Das Castel del Monte ist eines der eindrucksvollsten und rätselhaftesten Bauwerke Italiens. Möchten Sie die Legende der Burg, die auf Wunsch des staufischen Kaisers Friedrich II. ab 1240 in Andria erbaut wurde, entdecken? Machen Sie mit Costa Station in Bari!

„Es heißt, die Burg sei ‘magisch’ und bewahre den Heiligen Gral!“

Ein rätselhaftes Bauwerk

Die Ursprünge des Castel del Monte sind geheimnisumwittert. Es heißt sogar, dass Friedrich II. selbst die Burg entwarf und sie von der großartigen Cheops-Pyramide inspiriert wurde. Die berühmteste Legende erzählt, dass sich auf dem Hügel, auf dem sich die Burg erhebt (die zum UNESCO-Weltkulturerbe gehört), einst ein Tempel mit einer Statue befand, in die ein Rätsel graviert war. Einem Sarazenen gelang es, dieses Rätsel zu lösen und einen Schatz auszugraben. Noch heute rätseln die Forscher, warum die Burg auf diesem abgelegenen Hügel erbaut wurde und keinen Verteidigungsgraben besitzt.

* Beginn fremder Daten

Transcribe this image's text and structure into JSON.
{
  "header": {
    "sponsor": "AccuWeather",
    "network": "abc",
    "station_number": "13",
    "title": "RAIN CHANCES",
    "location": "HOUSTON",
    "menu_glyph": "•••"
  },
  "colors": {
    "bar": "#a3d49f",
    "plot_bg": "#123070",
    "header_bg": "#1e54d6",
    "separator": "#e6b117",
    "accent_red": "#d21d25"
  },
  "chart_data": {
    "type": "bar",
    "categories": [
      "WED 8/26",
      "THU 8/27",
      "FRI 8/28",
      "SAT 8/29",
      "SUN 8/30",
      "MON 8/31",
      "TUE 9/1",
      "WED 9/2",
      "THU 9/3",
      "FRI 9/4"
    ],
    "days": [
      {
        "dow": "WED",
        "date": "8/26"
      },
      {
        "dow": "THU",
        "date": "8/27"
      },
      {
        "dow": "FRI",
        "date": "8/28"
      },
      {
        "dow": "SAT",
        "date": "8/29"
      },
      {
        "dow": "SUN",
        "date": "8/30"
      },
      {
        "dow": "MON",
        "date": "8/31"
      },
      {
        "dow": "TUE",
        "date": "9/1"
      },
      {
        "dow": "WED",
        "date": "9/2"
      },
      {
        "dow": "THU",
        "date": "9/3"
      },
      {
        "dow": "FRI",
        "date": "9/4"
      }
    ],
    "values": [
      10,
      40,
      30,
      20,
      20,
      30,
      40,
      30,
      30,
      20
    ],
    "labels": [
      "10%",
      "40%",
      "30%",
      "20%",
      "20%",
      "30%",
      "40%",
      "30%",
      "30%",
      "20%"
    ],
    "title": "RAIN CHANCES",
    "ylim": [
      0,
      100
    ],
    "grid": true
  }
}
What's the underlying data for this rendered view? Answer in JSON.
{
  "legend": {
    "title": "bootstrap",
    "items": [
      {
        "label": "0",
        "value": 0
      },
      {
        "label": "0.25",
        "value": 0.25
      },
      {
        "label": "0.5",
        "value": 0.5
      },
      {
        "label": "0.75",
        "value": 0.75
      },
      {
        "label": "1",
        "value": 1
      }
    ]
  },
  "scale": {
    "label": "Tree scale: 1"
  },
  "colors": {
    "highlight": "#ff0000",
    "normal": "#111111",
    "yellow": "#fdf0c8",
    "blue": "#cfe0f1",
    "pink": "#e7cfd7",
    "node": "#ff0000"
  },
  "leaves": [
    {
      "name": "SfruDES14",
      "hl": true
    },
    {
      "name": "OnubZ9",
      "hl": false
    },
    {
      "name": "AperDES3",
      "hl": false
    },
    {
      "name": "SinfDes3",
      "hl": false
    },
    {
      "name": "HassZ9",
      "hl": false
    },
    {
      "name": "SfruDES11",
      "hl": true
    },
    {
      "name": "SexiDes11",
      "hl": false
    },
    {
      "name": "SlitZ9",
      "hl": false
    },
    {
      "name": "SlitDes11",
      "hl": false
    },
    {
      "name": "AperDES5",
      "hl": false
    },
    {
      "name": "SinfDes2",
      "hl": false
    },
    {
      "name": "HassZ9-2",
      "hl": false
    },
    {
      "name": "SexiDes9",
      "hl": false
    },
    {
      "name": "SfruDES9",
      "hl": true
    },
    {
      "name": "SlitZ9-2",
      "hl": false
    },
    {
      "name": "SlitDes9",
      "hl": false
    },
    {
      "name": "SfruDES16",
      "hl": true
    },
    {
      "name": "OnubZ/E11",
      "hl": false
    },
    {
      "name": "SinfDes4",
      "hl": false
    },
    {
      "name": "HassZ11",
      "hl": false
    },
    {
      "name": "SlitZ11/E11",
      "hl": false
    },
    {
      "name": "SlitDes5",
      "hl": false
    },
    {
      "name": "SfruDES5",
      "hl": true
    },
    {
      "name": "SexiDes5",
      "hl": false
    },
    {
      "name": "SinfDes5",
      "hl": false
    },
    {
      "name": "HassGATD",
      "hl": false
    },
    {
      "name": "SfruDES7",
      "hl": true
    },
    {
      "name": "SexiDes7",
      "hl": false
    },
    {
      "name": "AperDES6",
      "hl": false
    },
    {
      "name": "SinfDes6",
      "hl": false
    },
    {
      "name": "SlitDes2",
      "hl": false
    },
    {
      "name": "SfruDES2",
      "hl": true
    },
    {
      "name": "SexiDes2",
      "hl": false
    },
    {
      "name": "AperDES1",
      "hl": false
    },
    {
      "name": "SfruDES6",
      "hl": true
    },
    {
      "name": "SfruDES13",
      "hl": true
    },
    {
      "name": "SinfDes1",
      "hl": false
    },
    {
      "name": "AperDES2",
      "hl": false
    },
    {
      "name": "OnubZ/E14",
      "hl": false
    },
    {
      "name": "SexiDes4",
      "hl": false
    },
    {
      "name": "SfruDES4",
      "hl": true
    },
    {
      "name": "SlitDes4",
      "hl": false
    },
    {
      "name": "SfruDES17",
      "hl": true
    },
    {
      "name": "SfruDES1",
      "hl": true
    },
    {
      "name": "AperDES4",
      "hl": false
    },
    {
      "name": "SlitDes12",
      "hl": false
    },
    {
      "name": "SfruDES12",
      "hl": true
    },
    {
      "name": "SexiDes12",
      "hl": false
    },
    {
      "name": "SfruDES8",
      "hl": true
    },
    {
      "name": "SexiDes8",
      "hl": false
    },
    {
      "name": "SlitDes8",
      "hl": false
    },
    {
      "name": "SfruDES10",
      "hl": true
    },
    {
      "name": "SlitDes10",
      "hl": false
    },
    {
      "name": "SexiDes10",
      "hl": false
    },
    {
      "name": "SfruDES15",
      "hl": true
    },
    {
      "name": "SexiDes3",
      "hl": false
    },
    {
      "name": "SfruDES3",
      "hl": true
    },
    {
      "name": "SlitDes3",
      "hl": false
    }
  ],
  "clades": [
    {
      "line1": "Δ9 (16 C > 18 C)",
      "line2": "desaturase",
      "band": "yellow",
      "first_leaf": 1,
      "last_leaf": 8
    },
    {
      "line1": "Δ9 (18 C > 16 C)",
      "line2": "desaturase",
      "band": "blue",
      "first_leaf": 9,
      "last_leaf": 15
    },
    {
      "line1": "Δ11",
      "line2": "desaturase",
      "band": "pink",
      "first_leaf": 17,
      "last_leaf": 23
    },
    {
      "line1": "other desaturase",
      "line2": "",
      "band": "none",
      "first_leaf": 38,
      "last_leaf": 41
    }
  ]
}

Ein Projekt für die Ewigkeit

Die liegende 8 symbolisiert die Unendlichkeit und die Vereinigung von Gott und dem Menschen: Der Grundriss des Castel del Monte ist ein Oktogon. Das Kastell ist mit 8 oktogonalen Türmen versehen, es gibt ein Labyrinth mit 8 Räumen, 8 Fenster in jedem Geschoss und die Wendeltreppen haben 44 Stufen ... Aus diesem Grund heißt es, dass es sich um eine „magische“ Burg handelt und sie den Heiligen Gral bewahrt! Vom Innenhof aus können Sie nur etwas von der Außenwelt sehen, wenn Sie die Augen zum Himmel heben, was Ihnen fast das Gefühl gibt, sich in einem Brunnen zu befinden, welcher im Mittelalter Wissen und Scharfsicht symbolisierte. Ein weiteres Geheimnis? Im Castel del Monte gab es niemals Küchen oder Schlafräume! Das heißt, es war nicht bewohnbar, woraus sich die Legende ergab, dass es eine Sternwarte, ein Jagdschloss oder eine Art „Wellnesscenter“ war, das von den Hammams inspiriert wurde, den Badehäusern des Vorderen Orients ... In fast 800 Jahren wurden die Rätsel um Friedrich II. noch nicht gelöst.